One Fruit Ranks As Best Cancer Fighting Food
Researchers have shown a diet containing dried plums can positively affect microbiota, also referred to as gut bacteria, throughout the colon, helping reduce the risk of colon cancer. Colon cancer is the third leading cause of cancer-related deaths in the U.S. when men and women are considered separately, and the second-leading cause when the figures are combined. But if you eat dried plumps the risk for this cancer is way too much lower.
Research
Researchers presented a study at the Biology Conference in Massachusetts and evaluated how a diet containing dried plums affected microbiota throughout the colon and risks of colon cancer. Dried plums appeared to promote retention of beneficial microbiota and microbial metabolism throughout the colon, and, by doing so, reduce the incidence of colon cancer in rats. Rats on the dried-plum diet also had reduced numbers of aberrant crypts, which are signs of precancerous lesions that may be an indicator for future cancer development.

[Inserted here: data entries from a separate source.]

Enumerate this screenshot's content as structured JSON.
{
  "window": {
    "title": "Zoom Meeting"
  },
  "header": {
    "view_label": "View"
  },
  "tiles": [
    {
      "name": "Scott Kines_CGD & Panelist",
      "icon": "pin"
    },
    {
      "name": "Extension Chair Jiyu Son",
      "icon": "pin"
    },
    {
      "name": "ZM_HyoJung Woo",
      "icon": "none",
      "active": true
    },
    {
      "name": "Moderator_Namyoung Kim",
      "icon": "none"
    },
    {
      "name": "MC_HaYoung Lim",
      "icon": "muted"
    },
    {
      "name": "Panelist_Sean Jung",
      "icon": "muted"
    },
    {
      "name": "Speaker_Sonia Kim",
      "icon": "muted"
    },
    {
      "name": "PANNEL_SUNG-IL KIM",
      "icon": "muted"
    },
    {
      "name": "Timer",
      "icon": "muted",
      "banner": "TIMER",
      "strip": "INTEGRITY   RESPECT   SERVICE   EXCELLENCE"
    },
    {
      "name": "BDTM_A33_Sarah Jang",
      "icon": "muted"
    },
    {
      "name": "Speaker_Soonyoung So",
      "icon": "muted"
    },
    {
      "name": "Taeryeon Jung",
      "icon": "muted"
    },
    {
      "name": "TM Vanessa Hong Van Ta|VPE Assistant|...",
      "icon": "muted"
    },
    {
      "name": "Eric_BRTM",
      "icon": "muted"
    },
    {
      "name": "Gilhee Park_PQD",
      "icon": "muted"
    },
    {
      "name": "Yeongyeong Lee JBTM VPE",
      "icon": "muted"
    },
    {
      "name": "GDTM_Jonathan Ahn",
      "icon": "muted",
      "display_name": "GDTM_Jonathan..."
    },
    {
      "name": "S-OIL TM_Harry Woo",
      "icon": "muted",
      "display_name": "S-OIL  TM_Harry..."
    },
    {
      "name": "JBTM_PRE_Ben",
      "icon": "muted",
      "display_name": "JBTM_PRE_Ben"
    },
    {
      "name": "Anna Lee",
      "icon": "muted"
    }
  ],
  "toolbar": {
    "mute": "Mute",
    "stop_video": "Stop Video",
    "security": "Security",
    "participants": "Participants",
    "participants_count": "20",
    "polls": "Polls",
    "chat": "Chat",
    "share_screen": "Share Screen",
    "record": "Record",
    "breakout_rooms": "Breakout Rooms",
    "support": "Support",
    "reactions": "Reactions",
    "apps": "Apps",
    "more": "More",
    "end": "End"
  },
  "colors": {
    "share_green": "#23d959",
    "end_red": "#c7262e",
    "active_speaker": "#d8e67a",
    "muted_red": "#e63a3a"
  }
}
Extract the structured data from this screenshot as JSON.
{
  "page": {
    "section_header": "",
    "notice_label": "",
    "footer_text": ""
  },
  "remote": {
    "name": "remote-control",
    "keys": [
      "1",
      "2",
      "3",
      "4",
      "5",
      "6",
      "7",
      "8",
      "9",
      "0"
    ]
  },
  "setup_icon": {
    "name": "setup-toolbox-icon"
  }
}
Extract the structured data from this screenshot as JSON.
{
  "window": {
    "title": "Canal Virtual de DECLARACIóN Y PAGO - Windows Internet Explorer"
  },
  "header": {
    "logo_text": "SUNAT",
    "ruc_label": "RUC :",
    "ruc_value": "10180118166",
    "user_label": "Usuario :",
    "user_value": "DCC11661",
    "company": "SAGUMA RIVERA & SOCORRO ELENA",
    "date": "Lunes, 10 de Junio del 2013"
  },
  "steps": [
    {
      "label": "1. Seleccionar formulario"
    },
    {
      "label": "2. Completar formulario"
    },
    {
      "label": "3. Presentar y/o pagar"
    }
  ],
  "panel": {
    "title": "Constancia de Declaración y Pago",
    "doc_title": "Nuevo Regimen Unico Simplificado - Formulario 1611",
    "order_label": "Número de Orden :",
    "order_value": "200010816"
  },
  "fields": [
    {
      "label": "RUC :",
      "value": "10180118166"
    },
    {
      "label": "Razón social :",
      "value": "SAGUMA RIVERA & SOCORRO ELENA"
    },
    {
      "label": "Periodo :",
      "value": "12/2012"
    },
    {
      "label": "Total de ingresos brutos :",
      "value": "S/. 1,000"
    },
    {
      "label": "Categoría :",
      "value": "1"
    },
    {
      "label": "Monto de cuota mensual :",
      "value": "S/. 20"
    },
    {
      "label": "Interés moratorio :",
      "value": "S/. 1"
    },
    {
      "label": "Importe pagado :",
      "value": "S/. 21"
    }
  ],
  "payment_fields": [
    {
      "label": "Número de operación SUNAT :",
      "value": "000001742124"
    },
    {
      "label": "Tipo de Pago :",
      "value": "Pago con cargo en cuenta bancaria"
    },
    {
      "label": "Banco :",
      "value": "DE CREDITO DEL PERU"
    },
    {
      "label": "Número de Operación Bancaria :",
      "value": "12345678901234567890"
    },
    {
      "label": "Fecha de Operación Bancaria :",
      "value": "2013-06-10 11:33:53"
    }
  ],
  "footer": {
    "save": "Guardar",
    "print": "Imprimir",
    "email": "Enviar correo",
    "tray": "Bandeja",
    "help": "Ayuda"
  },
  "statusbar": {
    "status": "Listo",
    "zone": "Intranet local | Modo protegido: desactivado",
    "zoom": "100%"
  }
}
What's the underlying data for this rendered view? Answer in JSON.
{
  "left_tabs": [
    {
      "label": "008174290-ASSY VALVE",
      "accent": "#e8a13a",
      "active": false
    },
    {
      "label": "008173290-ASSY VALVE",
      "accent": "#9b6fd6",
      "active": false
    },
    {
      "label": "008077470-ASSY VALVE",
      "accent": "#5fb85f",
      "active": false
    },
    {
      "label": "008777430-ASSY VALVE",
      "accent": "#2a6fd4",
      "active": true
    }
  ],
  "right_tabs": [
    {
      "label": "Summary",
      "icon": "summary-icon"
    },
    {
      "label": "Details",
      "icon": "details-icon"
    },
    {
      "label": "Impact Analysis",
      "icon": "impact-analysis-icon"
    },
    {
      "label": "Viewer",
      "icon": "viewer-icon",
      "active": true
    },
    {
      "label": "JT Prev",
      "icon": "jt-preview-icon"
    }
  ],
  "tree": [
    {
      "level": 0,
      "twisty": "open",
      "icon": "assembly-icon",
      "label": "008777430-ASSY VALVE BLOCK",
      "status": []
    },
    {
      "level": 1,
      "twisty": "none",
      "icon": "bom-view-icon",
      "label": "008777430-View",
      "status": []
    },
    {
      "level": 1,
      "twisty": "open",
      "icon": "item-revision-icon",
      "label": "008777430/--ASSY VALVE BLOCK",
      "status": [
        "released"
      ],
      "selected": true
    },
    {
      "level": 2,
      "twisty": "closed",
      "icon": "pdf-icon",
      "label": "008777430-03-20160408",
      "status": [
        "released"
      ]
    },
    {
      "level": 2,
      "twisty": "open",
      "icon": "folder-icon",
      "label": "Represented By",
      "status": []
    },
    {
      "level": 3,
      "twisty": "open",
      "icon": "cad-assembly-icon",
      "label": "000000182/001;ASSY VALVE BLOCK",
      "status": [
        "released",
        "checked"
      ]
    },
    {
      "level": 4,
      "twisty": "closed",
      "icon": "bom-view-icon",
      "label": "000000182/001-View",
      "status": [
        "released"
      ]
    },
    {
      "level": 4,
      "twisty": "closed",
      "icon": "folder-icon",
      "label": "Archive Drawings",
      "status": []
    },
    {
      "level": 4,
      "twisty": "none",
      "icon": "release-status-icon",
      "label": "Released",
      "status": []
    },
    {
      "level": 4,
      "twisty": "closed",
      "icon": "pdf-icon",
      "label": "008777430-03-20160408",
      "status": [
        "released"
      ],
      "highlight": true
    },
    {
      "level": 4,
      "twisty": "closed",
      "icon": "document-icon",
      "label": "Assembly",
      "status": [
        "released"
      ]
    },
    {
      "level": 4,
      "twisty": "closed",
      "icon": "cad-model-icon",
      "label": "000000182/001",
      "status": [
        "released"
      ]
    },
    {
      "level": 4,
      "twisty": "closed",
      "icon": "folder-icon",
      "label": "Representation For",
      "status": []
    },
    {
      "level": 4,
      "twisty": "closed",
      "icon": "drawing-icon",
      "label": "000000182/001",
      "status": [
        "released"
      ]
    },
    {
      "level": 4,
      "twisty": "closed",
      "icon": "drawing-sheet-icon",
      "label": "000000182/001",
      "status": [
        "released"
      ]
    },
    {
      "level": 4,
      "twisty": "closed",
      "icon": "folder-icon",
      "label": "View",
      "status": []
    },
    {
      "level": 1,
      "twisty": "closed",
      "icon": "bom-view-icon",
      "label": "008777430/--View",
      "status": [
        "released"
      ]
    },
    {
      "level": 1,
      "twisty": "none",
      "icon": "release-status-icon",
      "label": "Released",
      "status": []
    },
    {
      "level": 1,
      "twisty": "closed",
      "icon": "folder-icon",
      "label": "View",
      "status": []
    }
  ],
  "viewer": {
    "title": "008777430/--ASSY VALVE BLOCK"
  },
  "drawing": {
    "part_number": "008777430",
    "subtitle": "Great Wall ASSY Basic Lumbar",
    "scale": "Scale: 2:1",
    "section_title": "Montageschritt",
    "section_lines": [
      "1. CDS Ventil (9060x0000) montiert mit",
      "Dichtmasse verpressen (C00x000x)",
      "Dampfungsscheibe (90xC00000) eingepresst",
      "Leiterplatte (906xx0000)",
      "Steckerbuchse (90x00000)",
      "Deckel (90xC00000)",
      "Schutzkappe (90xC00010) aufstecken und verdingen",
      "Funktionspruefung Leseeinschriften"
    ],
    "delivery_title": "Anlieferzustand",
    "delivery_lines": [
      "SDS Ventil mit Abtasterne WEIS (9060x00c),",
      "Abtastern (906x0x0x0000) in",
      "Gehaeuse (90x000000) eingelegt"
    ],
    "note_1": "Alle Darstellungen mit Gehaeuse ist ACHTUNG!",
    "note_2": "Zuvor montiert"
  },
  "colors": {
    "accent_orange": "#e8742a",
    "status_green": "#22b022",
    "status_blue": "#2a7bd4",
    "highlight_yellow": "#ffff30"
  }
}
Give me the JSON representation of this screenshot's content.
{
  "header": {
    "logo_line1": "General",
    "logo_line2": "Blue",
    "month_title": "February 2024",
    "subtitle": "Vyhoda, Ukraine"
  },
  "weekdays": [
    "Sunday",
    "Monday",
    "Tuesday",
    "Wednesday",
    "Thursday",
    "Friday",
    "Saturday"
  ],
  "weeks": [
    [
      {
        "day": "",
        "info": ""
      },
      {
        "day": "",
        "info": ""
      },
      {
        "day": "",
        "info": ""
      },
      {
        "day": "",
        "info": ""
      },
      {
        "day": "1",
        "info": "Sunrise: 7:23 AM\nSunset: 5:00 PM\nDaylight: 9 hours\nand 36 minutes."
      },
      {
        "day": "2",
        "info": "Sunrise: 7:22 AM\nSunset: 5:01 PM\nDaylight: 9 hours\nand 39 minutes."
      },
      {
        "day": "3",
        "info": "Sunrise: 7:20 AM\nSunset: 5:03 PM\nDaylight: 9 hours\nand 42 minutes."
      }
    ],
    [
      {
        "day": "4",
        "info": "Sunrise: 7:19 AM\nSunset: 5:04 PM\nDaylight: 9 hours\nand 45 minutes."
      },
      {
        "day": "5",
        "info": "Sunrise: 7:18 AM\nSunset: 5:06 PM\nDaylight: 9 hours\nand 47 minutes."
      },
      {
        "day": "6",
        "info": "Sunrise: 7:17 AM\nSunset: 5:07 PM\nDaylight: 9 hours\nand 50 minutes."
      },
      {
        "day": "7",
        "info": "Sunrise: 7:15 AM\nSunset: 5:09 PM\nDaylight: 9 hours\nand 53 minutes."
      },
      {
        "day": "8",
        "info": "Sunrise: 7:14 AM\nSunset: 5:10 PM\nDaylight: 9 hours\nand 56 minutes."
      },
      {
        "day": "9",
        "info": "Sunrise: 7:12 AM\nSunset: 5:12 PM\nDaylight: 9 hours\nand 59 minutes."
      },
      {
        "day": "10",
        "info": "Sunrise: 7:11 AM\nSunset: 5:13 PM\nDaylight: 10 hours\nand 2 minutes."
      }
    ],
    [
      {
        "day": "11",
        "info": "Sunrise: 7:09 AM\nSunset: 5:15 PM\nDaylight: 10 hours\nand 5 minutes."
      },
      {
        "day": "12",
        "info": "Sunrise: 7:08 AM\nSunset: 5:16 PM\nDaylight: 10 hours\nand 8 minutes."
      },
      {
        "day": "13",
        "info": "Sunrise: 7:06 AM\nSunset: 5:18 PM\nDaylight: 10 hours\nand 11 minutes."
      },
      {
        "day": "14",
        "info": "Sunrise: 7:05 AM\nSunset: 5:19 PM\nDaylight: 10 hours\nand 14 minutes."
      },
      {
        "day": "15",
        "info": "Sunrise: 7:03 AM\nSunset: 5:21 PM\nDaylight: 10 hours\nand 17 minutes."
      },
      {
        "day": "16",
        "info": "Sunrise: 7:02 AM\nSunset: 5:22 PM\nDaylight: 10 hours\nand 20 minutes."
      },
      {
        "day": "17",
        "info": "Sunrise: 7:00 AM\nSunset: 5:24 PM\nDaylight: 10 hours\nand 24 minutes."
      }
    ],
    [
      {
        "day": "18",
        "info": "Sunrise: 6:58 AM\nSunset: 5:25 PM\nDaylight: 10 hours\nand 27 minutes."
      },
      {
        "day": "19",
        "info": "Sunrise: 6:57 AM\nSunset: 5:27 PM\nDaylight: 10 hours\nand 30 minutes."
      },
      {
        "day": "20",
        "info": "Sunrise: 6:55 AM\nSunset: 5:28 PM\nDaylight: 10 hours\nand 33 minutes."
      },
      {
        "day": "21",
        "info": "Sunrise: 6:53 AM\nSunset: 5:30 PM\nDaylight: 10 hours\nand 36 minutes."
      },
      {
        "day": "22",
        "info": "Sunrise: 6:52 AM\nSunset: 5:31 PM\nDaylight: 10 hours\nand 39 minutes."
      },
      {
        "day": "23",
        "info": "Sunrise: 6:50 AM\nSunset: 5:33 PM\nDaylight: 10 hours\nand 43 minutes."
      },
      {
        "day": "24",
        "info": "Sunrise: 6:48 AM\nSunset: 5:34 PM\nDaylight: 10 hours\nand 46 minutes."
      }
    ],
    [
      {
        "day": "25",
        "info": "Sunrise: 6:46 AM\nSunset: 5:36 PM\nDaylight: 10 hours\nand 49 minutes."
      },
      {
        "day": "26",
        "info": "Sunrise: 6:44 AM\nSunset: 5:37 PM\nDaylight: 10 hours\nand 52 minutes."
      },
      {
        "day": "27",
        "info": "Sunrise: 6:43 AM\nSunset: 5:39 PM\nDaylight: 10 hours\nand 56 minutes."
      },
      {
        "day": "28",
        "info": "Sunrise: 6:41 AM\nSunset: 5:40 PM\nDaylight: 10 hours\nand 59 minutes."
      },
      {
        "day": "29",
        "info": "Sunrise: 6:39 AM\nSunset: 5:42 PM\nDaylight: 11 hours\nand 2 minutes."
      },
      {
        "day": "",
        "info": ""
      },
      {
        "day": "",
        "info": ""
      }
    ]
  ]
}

How dried plums may lower your risk of colon cancer
Dried plums are rich in potassium, fiber, and phytochemicals, including antioxidants, all of which may help lower your risk of chronic disease. However, it’s dried plums’ influence on the bacteria in your colon that may be most impressive of all. This research explored the potential cancer-protective properties of dried plums using a well-established rat model of colon cancer. Dried plums contain phenolic compounds, which have multiple effects on our health, including their ability to serve as antioxidants that can neutralize the oxidant effect of free radicals that can damage our DNA.
Benefits from eating dried plumps
Cancer risk now is much lower and can be prevented, because of these abilities of dried plumps:
- Maintenance of microbial metabolism patterns in the colon
- Reduced aberrant crypt foci numbers, which are a huge sign of the development of cancer
- Retention of micro biota in the gut
Prunes or Plumps?
According to experts, all prunes can be considered plumps, but not all plumps can be considered prunes.
Prunes are the dried version of European plums. Sweet with a deep taste and a sticky chewy texture, prunes are not only fun to eat but they are also highly nutritious. A plum’s high sugar content allows it to be dried without fermentation. Research has shown that customers in the U.S. respond more favorably to the name dried plums as opposed to prunes. Dried plums, like all dried fruit, drain their water content by one of three methods: natural drying, sun drying, and dehydrators. So if dried plums are just plums with the water taken out of them, why do they lower our colon cancer risk while fresh plums don’t? Not only does dried plum retain both soluble and insoluble fiber from its original form, but it also contains more sorbitol than fresh plums. Sorbitol is an unfermentable sugar that increases our levels of desirable intestinal microorganisms, such as phenolic compounds.